Sea lover Luc Besson lets his devotion to all things oceanic, particularly the experience of diving, run the full gamut of emotions here, making the water a character in and of itself. His very personal film is part mystical quest, part bittersweet romantic comedy, with Jacques (Jean-Marc Barr), who lost his diver father to the ocean, obsessed with proving himself more dolphin than man. Johanna (Rosanna Arquette) meets and falls in love with him while she is on a trip to Peru.
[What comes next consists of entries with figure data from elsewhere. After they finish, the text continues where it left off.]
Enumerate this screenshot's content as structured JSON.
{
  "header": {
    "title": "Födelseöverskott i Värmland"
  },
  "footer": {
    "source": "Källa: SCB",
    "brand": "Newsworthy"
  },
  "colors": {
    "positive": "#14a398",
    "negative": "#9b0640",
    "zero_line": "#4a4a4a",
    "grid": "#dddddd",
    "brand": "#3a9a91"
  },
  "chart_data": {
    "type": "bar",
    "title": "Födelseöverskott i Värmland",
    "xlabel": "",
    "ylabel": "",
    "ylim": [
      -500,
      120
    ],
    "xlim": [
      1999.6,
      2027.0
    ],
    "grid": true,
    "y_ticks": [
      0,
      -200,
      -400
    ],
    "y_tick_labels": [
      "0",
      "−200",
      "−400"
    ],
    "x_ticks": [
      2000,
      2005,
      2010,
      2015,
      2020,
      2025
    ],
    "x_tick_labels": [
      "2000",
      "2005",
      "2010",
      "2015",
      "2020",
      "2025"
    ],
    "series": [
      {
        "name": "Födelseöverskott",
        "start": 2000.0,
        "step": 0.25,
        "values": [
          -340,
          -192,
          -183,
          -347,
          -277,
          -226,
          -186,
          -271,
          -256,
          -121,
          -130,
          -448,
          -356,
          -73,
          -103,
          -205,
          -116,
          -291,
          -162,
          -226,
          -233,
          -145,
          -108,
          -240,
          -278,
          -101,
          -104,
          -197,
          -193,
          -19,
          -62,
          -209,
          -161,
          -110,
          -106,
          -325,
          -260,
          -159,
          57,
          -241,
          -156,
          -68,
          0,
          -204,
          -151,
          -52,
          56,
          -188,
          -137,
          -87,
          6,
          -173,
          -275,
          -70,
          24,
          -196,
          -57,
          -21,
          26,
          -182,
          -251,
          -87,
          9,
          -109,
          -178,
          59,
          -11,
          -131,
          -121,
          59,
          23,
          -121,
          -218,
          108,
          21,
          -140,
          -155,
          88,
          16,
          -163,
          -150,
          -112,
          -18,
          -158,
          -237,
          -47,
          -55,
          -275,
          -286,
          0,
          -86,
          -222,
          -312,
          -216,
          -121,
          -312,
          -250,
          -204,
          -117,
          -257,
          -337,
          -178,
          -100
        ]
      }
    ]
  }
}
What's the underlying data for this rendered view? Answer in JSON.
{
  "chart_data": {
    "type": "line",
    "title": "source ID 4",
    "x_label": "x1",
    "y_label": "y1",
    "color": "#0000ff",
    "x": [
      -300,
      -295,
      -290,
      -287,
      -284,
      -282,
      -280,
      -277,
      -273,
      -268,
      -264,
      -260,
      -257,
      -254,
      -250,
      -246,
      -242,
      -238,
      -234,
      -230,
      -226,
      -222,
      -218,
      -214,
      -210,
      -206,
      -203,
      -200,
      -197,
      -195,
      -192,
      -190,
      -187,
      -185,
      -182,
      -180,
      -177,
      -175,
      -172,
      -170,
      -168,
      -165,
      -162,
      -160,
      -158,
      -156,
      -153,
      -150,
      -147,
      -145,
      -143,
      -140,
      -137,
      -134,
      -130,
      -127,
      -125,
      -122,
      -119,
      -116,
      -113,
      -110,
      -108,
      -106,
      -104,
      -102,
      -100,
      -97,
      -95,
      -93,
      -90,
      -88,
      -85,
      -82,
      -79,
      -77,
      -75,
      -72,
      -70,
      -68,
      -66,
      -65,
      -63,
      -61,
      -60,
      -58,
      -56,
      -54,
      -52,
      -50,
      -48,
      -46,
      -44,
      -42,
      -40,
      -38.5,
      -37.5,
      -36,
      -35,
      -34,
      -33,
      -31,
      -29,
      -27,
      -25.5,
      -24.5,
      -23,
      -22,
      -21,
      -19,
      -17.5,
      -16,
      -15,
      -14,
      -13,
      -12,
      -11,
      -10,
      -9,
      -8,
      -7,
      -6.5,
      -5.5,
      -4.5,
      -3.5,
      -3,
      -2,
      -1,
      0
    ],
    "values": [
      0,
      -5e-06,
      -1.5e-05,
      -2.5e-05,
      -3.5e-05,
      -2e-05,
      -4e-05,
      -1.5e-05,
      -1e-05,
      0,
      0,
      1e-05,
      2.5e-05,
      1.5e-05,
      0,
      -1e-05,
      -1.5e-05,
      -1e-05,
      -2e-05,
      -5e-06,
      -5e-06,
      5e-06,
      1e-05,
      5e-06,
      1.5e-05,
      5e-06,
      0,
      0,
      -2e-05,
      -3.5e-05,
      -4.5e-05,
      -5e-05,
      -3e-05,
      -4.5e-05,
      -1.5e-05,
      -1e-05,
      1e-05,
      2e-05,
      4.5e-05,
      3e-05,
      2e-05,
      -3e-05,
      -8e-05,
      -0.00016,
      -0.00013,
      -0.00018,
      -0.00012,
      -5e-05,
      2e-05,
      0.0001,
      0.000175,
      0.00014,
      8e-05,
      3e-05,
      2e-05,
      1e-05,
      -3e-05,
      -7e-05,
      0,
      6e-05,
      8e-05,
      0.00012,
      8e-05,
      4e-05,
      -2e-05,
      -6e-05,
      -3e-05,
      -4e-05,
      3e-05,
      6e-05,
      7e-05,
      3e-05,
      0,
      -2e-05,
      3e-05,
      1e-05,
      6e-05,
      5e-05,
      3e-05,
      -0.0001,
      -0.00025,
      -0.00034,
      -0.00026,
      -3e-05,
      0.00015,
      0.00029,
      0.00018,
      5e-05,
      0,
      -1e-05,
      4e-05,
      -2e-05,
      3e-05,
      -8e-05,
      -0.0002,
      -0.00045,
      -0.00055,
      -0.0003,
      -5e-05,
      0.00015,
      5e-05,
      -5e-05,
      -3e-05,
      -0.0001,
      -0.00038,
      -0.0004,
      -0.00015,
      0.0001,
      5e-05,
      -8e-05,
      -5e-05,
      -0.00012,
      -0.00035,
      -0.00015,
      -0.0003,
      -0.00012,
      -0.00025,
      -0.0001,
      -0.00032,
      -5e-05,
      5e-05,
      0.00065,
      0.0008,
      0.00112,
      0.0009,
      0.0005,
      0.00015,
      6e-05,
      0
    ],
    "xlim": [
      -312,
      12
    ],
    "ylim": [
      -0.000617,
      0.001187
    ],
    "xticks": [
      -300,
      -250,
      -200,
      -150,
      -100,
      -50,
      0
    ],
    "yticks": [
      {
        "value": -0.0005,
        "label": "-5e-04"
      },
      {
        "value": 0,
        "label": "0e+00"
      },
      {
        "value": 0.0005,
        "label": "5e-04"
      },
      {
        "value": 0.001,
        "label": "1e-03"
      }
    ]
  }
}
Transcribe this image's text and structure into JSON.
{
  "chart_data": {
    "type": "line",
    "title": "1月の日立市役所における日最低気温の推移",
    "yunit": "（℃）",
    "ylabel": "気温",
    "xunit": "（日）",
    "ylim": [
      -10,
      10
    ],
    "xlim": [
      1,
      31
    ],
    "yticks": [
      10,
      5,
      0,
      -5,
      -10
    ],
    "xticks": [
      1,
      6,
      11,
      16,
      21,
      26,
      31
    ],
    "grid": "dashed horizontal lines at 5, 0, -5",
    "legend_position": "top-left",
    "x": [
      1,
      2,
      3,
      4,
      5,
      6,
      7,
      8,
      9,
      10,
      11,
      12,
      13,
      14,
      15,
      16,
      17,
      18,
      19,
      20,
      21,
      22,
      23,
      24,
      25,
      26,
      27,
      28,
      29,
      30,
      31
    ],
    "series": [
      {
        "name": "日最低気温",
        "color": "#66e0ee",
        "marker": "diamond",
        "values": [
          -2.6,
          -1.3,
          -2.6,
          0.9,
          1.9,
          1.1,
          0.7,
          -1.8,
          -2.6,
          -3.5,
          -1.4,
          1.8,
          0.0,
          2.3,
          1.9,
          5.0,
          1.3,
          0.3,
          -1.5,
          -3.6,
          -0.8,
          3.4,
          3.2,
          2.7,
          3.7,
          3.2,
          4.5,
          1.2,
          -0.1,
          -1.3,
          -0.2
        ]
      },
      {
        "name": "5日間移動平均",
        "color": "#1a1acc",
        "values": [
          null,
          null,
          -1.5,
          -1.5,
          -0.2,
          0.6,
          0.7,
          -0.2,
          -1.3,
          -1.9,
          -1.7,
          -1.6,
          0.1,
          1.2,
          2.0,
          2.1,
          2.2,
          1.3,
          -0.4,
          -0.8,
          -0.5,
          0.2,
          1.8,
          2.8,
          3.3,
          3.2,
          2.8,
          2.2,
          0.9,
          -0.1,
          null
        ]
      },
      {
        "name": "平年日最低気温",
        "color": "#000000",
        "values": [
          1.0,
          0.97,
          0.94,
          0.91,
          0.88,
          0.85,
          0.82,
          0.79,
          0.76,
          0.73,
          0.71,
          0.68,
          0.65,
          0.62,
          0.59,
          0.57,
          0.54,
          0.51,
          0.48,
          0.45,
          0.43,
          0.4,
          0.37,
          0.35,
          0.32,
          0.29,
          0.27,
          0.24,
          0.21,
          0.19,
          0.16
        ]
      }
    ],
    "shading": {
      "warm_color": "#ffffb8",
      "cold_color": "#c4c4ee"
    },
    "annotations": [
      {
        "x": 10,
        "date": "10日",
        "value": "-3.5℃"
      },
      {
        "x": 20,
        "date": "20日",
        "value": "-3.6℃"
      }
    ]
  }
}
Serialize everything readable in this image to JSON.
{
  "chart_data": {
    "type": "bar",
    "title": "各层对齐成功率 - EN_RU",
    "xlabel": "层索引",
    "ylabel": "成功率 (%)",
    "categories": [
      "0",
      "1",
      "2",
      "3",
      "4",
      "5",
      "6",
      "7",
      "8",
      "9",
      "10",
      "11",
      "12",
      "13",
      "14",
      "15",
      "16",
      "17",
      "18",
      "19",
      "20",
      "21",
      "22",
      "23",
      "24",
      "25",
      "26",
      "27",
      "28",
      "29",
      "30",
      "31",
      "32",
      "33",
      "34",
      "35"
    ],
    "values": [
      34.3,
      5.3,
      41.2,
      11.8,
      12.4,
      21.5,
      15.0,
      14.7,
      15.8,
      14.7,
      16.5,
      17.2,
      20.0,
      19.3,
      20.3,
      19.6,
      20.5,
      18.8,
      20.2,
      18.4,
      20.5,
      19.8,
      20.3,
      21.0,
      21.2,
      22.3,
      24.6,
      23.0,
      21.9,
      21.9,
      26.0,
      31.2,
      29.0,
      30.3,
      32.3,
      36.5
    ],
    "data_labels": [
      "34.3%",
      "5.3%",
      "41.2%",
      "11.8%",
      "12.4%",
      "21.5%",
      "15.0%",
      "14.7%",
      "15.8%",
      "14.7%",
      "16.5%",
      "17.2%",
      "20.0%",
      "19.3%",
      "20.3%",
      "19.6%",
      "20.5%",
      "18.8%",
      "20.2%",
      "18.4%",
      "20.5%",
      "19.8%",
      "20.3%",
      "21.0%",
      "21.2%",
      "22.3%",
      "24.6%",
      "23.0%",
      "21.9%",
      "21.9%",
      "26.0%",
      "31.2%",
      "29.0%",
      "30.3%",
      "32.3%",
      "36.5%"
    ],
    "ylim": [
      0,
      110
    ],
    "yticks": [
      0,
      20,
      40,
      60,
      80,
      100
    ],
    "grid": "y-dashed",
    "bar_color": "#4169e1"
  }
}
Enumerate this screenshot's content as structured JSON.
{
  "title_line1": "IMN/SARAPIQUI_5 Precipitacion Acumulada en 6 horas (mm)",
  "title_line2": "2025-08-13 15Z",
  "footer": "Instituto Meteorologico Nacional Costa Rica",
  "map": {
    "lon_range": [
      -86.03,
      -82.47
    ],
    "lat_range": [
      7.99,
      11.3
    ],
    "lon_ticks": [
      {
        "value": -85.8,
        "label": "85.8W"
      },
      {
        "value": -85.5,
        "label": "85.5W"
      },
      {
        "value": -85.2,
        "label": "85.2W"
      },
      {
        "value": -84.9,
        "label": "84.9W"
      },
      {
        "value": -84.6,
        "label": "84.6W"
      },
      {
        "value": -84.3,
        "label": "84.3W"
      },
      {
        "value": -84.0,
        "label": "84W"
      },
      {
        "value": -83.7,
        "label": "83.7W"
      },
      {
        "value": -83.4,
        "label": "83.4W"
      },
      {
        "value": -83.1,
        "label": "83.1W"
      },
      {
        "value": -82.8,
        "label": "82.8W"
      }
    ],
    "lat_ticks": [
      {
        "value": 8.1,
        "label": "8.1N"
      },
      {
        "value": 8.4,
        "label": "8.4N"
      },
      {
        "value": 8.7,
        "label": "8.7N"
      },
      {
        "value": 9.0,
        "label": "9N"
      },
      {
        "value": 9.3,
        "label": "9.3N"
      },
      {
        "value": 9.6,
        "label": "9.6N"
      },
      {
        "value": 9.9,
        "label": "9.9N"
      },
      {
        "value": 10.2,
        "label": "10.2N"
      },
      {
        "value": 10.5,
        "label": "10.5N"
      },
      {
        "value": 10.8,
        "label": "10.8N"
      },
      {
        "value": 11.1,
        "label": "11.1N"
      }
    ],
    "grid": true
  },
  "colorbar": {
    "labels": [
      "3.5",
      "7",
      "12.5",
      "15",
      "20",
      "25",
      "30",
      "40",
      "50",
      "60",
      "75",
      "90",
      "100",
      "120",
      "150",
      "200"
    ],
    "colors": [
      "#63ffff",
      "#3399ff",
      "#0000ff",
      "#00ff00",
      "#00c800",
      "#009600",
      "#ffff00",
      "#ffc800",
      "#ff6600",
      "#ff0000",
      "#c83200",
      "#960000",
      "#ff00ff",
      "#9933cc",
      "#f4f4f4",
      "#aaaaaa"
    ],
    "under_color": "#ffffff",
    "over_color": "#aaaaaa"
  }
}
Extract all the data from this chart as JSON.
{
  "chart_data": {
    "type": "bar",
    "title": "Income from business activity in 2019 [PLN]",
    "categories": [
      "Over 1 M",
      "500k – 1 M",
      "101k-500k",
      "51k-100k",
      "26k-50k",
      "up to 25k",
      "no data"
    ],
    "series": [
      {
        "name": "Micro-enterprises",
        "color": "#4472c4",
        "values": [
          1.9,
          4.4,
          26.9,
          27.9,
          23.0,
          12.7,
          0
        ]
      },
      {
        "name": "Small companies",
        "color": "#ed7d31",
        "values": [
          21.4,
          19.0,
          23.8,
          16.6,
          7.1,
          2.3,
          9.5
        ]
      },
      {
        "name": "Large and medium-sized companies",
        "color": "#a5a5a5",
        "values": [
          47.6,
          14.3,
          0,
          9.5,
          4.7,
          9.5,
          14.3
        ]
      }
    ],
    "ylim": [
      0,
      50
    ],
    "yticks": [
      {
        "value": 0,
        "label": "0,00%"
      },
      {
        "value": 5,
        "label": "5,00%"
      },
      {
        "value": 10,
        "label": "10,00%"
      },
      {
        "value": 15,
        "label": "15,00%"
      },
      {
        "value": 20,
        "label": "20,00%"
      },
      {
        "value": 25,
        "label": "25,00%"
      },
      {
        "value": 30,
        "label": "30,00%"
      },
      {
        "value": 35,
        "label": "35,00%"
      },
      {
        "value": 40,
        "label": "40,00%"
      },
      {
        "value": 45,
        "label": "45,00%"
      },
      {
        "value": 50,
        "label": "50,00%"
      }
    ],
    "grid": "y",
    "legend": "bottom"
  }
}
She begins to follow Jacques on his mission, journeying to Taormina, Italy, where he will compete against childhood friend Enzo (Jean Reno) for a deep-sea free-diving championship (diving without oxygen tanks). “The real star of the film, however, is the third corner of the love triangle, the sea itself. Sumptuously captured by Besson's camera, and brought to life by Eric Serra's haunting score, it is sometimes beautiful and calm, other times dark and threatening. … There are so many reasons to love this film, and an opportunity to catch it in all its soaring majesty on the big screen should not be missed.” – Ben Stephens, Edinburgh University Film Society.


AFTER HOURS
1985, Warner Bros., 97 min, USA, Dir: Martin Scorsese

Manhattan becomes a surreal dreamscape of bizarre terror in Martin Scorsese's film about an ordinary guy who agrees to a late-night date with an attractive but alarmingly disturbed woman (Rosanna Arquette). Dead bodies, strange sculptresses and an incensed ice cream truck mob are all part of the protagonist's weird journey into the dark and neglected hours of the morning.


LOST HIGHWAY
1997, Focus Features, 135 min, France, USA, Dir: David Lynch

Did jazzman Fred Madison (Bill Pullman) murder his wife? Drawing on many of noir’s most familiar themes - the crumbling of a guilty psyche, the distrust between men and women, the erotic allure of the dark side - LOST HIGHWAY brazenly deconstructs a noir narrative and reconfigures it all as balls-to-the-wall cinematic poetry. With Patricia Arquette, Balthazar Getty.